He Brought Order To America's Wildlife Management Efforts
Conservation Hall of Fame® Inductee: Ira Gabrielson
- Robert Darland
- Jun 01, 2000
Ira Gabrielson once complained that working every day in an office is "like serving a prison sentence." And indeed, the son of an Iowa farmer craved being in the outdoors where he could practice field biology. But in a career that spanned more than 65 years, Gabrielson became one of the leaders of America´s conservation movement primarily because of his tireless efforts while working indoors in Washington, D.C.
Born in 1889, Gabrielson earned a degree in biology in 1912, at a time when the science of wildlife management did not exist. Three years later, he went to work for the U.S. government, first as a rodent-control agent and later as a game manager. By 1932, he had become expert enough on wildlife of the West to write his first book, Western American Alpines. During his lifetime, he would write several other landmark books, including Wildlife Conservation (1941), Wildlife Refuges (1943) and Wildlife Management (1951).
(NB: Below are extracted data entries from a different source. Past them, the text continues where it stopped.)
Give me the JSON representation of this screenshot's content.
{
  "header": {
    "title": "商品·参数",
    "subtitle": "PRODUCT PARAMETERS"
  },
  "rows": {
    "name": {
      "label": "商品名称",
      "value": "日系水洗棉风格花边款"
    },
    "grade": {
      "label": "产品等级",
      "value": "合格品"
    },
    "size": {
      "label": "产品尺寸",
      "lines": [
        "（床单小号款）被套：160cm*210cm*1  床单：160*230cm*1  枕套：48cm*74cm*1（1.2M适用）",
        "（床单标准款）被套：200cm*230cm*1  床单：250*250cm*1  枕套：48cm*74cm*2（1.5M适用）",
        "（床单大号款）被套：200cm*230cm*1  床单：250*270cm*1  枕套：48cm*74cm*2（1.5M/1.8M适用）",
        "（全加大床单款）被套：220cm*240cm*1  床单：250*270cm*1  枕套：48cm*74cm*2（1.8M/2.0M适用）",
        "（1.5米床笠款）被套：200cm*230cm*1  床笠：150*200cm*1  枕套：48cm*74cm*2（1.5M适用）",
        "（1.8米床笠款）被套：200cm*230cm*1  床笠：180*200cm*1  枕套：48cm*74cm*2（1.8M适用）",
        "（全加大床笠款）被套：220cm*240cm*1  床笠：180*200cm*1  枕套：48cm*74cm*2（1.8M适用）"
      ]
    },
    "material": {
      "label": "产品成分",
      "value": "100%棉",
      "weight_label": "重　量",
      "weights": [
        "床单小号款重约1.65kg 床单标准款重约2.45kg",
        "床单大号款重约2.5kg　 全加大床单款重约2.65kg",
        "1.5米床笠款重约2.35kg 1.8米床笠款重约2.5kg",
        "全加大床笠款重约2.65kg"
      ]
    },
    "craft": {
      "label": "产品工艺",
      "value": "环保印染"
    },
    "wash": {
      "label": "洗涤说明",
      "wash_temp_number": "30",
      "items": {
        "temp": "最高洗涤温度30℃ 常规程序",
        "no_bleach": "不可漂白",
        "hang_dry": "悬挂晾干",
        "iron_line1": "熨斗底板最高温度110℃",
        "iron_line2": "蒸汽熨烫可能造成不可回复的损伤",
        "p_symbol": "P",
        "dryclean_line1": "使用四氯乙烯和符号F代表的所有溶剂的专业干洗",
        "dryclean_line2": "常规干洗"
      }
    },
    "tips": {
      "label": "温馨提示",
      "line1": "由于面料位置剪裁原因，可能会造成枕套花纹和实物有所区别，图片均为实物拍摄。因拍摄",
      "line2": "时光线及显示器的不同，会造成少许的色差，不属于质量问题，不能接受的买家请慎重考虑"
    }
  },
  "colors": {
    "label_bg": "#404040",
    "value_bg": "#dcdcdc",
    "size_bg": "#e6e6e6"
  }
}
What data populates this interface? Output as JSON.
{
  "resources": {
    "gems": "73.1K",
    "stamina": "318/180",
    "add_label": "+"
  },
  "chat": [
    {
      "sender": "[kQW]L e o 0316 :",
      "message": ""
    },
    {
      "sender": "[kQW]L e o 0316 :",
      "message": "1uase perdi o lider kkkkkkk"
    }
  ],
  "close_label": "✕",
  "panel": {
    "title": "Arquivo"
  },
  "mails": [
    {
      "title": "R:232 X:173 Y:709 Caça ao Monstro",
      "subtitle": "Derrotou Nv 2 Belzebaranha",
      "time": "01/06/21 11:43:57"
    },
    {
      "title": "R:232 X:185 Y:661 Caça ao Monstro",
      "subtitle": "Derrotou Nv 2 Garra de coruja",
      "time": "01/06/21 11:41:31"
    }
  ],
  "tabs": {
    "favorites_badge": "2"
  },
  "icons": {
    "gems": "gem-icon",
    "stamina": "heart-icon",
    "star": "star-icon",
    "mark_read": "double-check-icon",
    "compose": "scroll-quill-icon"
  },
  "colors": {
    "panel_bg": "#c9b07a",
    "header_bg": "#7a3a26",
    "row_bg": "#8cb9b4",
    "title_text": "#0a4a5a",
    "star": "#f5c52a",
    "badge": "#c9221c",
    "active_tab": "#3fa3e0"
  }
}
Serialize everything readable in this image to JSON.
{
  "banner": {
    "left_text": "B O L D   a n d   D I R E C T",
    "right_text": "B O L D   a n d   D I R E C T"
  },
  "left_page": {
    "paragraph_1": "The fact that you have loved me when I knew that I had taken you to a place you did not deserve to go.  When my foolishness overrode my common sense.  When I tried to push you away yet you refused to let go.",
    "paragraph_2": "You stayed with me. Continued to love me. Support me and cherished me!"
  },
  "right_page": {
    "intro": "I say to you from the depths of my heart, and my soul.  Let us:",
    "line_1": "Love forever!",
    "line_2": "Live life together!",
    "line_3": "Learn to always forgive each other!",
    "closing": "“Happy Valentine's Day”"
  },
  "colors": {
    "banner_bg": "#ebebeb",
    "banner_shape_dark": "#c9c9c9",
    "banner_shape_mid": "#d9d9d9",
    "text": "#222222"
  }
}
In 1935, Gabrielson´s life changed forever when, at the behest of master conservationist J.N. "Ding" Darling, he moved to the nation´s capital and succeeded Darling as chief of the Bureau of Biological Survey. In the years that followed, he worked with lawmakers on Capitol Hill to pass such key measures as the Duck Stamp Act, which established the sale of migratory bird hunting stamps, and the Pittman-Robertson Act, which levied an excise tax on the sale of sporting firearms and ammunition. The two measures provided the financial base for a nationwide system of wildlife-management areas and research.
In 1940, Gabrielson became the first chief of the newly formed U.S. Fish and Wildlife Service. Under his leadership, the National Wildlife Refuge System rapidly expanded, offering better protection for wetlands and waterfowl. During his watch, the agency founded the Patuxent Wildlife Research Center in Maryland, which became an important component of modern endangered-species protection. He also helped found the Cooperative Wildlife Research Units, which link universities with federal programs and provide wildlife-management graduate students with the training needed to run the nation´s conservation programs.
Gabrielson left the Fish and Wildlife Service in 1946 to accept the presidency of the Wildlife Management Institute, a nonprofit organization that serves as advisor to state and federal conservation agencies. Several years later, noted Purdue University biologist Durward Allen observed that during the Gabrielson years the institute "participated in every kind of activity and had a part in every conservation issue. It brought committees and specialists into service and turned out an unending series of useful books and publications."
Gabrielson was also concerned about international conservation, serving as a delegate to the 1946 International Whaling Conference at the dawn of global whale-protection efforts. Two years later, he was a founder of IUCN--the World Conservation Union and then served as president of the U.S. affiliate of the World Wildlife Fund. He was still active in conservation when he died in 1977. Less than a year later, he was inducted into the NWF Conservation Hall of Fame. Durward Allen, in an obituary, wrote: "It is fair to suspect that his star of public service never reached its zenith, for it was always on the rise."
Today, Gabrielson´s views remain as appropriate as they were when he spoke them. In 1968, for instance, he told participants of the North American Wildlife Conference that protecting the environment "takes a determined people, a people who refuse to accept delays and excuses as substitutes for action. No one, no agency, no single unit of government can protect and improve the environment. It requires the diligent attention of every segment of society."